The majority of 2020 was all about battling the covid-19 virus, and no wonder people are still trying to adapt practices for staying safe while grocery shopping in their lives. However, there is a lot of misguided information floating around... This is why we've picked out 6 grocery shopping myths that won't actually keep your safe, and share with you some recommendations what to do instead!

1. Wearing gloves


According to the Center of Disease Control and Prevention (CDC), most situations, such as doing grocery shopping for your needs, don't require wearing gloves unless you are caring for someone who is sick.

However, keeping 2 meters distance and washing your hands with soap when you are back home - is the best way of protection. Also, don't forget to use hand sanitizers in the meantime. 

2. Wiping down food packaging


CDC says that there's no direct evidence associating food packaging with the transmission of the virus. However, if you're worried about it and need some extra precaution, you can try wiping down product packaging and allow it to air dry naturally.  

3. Leaving groceries in your car for 3 days


This myth went viral after the research that found covid-19 can live on certain surfaces for up to three days. But as scientists say, if you're going to get sick after visiting the grocery store, it will be from other people but not other people. 

If you want to protect yourself, it would be enough just to wash your hands after you remove the food from the shopping bags. 

4. Relying on hand sanitizer


Although hand sanitizers (if used correctly) can effectively kill some germs on your hands, it's not a cure-all. It could be explained by the fact that sanitizers only have an effect on the outer layer of film on your hands.

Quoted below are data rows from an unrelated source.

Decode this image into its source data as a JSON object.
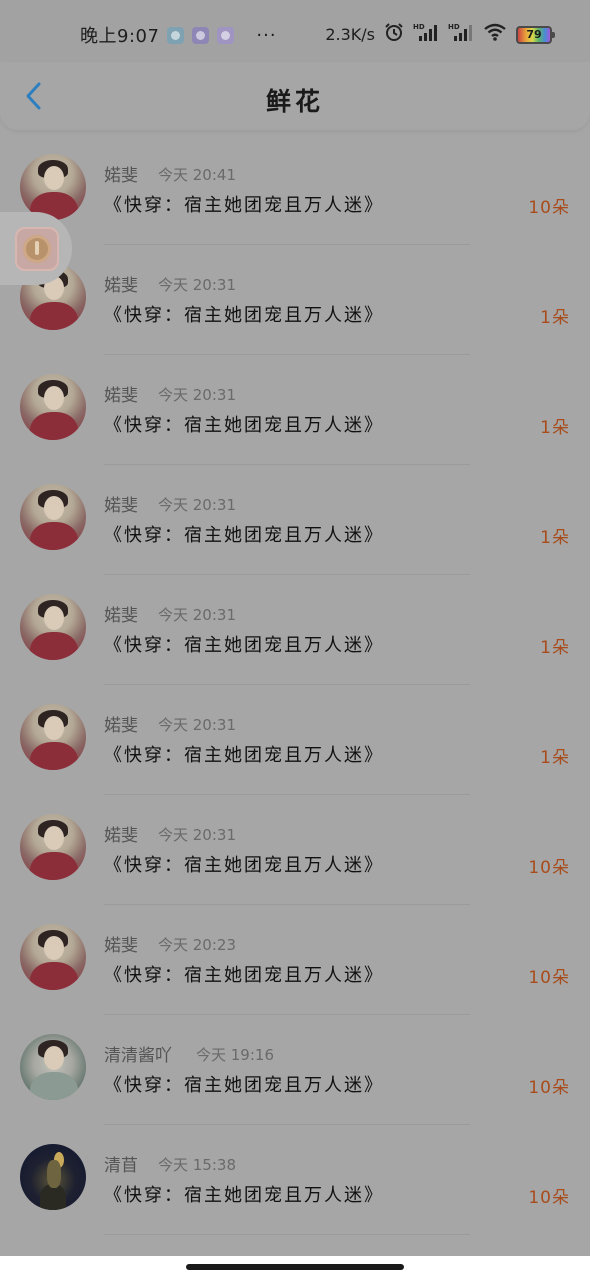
{
  "status_bar": {
    "time": "晚上9:07",
    "more": "···",
    "net_speed": "2.3K/s",
    "battery": "79",
    "icons": [
      "notification-app-icon",
      "notification-app-icon",
      "notification-app-icon",
      "alarm-icon",
      "signal-hd-icon",
      "signal-hd-icon",
      "wifi-icon",
      "battery-icon"
    ]
  },
  "header": {
    "title": "鲜花",
    "back_icon": "chevron-left-icon",
    "accent_color": "#2d7fc0"
  },
  "gifts": [
    {
      "sender": "婼斐",
      "time": "今天 20:41",
      "book": "《快穿：宿主她团宠且万人迷》",
      "count": "10朵",
      "avatar": "a"
    },
    {
      "sender": "婼斐",
      "time": "今天 20:31",
      "book": "《快穿：宿主她团宠且万人迷》",
      "count": "1朵",
      "avatar": "a"
    },
    {
      "sender": "婼斐",
      "time": "今天 20:31",
      "book": "《快穿：宿主她团宠且万人迷》",
      "count": "1朵",
      "avatar": "a"
    },
    {
      "sender": "婼斐",
      "time": "今天 20:31",
      "book": "《快穿：宿主她团宠且万人迷》",
      "count": "1朵",
      "avatar": "a"
    },
    {
      "sender": "婼斐",
      "time": "今天 20:31",
      "book": "《快穿：宿主她团宠且万人迷》",
      "count": "1朵",
      "avatar": "a"
    },
    {
      "sender": "婼斐",
      "time": "今天 20:31",
      "book": "《快穿：宿主她团宠且万人迷》",
      "count": "1朵",
      "avatar": "a"
    },
    {
      "sender": "婼斐",
      "time": "今天 20:31",
      "book": "《快穿：宿主她团宠且万人迷》",
      "count": "10朵",
      "avatar": "a"
    },
    {
      "sender": "婼斐",
      "time": "今天 20:23",
      "book": "《快穿：宿主她团宠且万人迷》",
      "count": "10朵",
      "avatar": "a"
    },
    {
      "sender": "清清酱吖",
      "time": "今天 19:16",
      "book": "《快穿：宿主她团宠且万人迷》",
      "count": "10朵",
      "avatar": "b"
    },
    {
      "sender": "清苜",
      "time": "今天 15:38",
      "book": "《快穿：宿主她团宠且万人迷》",
      "count": "10朵",
      "avatar": "c"
    }
  ],
  "floating_button": {
    "icon": "floating-app-icon"
  },
  "colors": {
    "overlay": "#a6a6a6",
    "count_color": "#a84c1c"
  }
}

Again, cleaning your hands after grocery shopping is the best way of protection.  Wash them by wetting with warm water, lather with soap for at least 20 seconds, rinse and dry with a clean towel.

5. Ditching reusable bags


While many grocery chains are temporarily banning reusable bags in order to prevent the spread of covid-19, there's still no clear answer on whether or not bringing in your own grocery bag has an effect on spreading the virus. So, banning reusable bags is just an additional precaution some grocers are using to keep shoppers safe.

6. Thinking you have to do groceries in-person


The CDC recommends ordering your groceries online and having them delivered as an even safer move than visiting the grocery store. The delivery services give you the option to stay out of grocery stores completely and visit brick-and-mortar stores only when you absolutely need to.